The biggest thing in sight and the first thing most people probably saw when they walked into the arena where Kamala Harris held a recent rally in Greensboroph646, N.C., was the word “FREEDOM” on a giant blue banner with block letters in white and giant stars and flags on either side.
Before 17,000 people so loud at times you couldn’t hear her say she was glad to be in Greensboro, Ms. Harris talked about “the awesome responsibility that comes with the greatest privilege on Earth: the privilege and pride of being an American,” which led right into the crowd chanting “U.S.A.”
This is what Ms. Harris asks crowds to chant at the end of her rally speeches, in good humor, almost like she too can’t believe this year’s turn of events. At each of these phrases, the crowd calls back “yes”: “Do we believe in freedom? Do we believe in opportunity? Do we believe in the promise of America?”
Patriotic Americana has been Ms. Harris’s theme since she became the Democratic presidential nominee, from the flags waving at the convention to calling her running mate, Tim Walz, “coach.” There’s so much enthusiasm out there for Ms. Harris right now, and the place she’s chosen to direct it is in a patriotic swell that contains a harder message combining liberal ideas and a kind of conservatism that’s about preserving the American idea of the recent past.

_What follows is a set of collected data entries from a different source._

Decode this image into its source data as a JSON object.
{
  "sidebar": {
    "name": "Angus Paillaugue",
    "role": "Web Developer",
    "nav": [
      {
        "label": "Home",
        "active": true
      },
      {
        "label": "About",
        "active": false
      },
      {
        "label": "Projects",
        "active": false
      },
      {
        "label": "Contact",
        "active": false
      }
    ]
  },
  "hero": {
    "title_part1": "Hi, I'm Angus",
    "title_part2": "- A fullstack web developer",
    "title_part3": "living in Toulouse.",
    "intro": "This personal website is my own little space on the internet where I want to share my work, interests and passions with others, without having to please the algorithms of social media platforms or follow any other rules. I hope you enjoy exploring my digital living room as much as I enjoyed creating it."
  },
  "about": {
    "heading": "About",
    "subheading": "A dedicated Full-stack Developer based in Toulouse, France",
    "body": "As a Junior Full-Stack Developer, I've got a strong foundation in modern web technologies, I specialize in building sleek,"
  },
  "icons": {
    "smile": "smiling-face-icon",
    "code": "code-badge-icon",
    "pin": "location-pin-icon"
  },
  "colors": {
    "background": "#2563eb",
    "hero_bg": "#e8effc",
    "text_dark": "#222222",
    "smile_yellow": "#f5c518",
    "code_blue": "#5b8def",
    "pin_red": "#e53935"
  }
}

In political patriotism there is sometimes an impulse to talk about America as the only place in the world that could have produced the candidate standing before you, where the candidate becomes a symbol of something greater. That can endear or repel listeners, depending on their disposition. Who knows whether these appeals ultimately work with voters, but that’s not the way this has really been with Ms. Harris. Virtually nothing about the freedom message has to do with her; it’s more like “freedom” is the collective condition and experience of the country, to be repaired or damaged, and the cheerful patriotic packaging an extension of her own often upbeat personality.

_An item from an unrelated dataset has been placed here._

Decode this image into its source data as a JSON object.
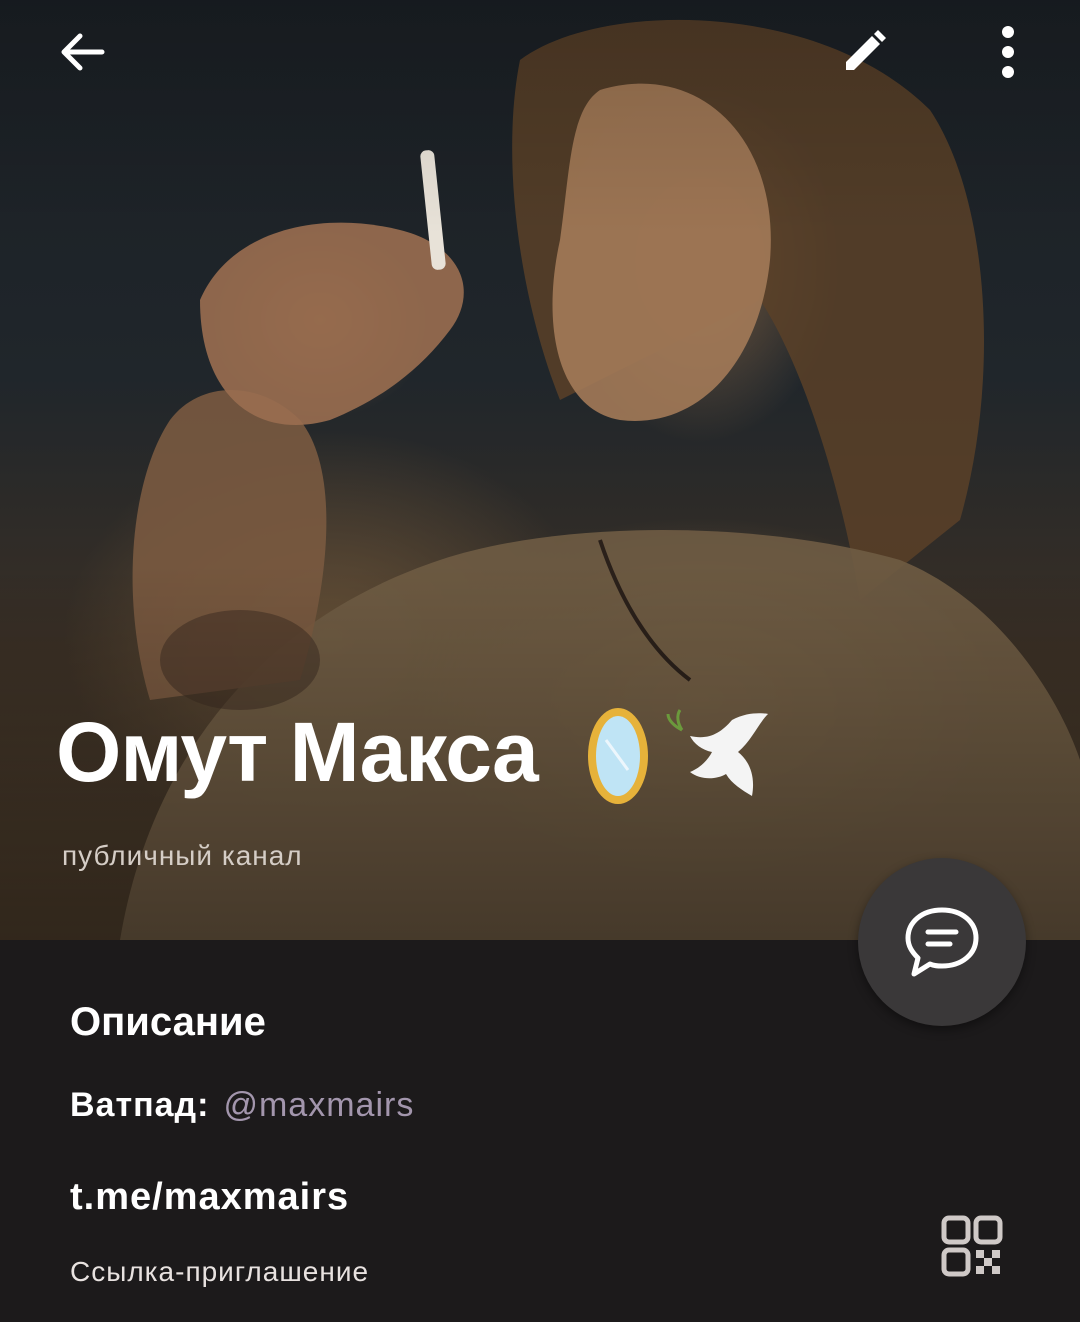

In Greensboro, between her arrival on and exit from the stage (to Beyoncé’s “Freedom”), the “freedom” message could sound darker. The riff ultimately touched on a mix of rights (like voting and L.G.B.T.Q.) and standard-of-living issues (like gun violence and clean air) as well as, centrally, abortion. “Ours is a fight for freedom, like the fundamental freedom of a woman to be able to make decisions about her own body and not have her government tell her what to do,” she said to a particularly explosive crowd response.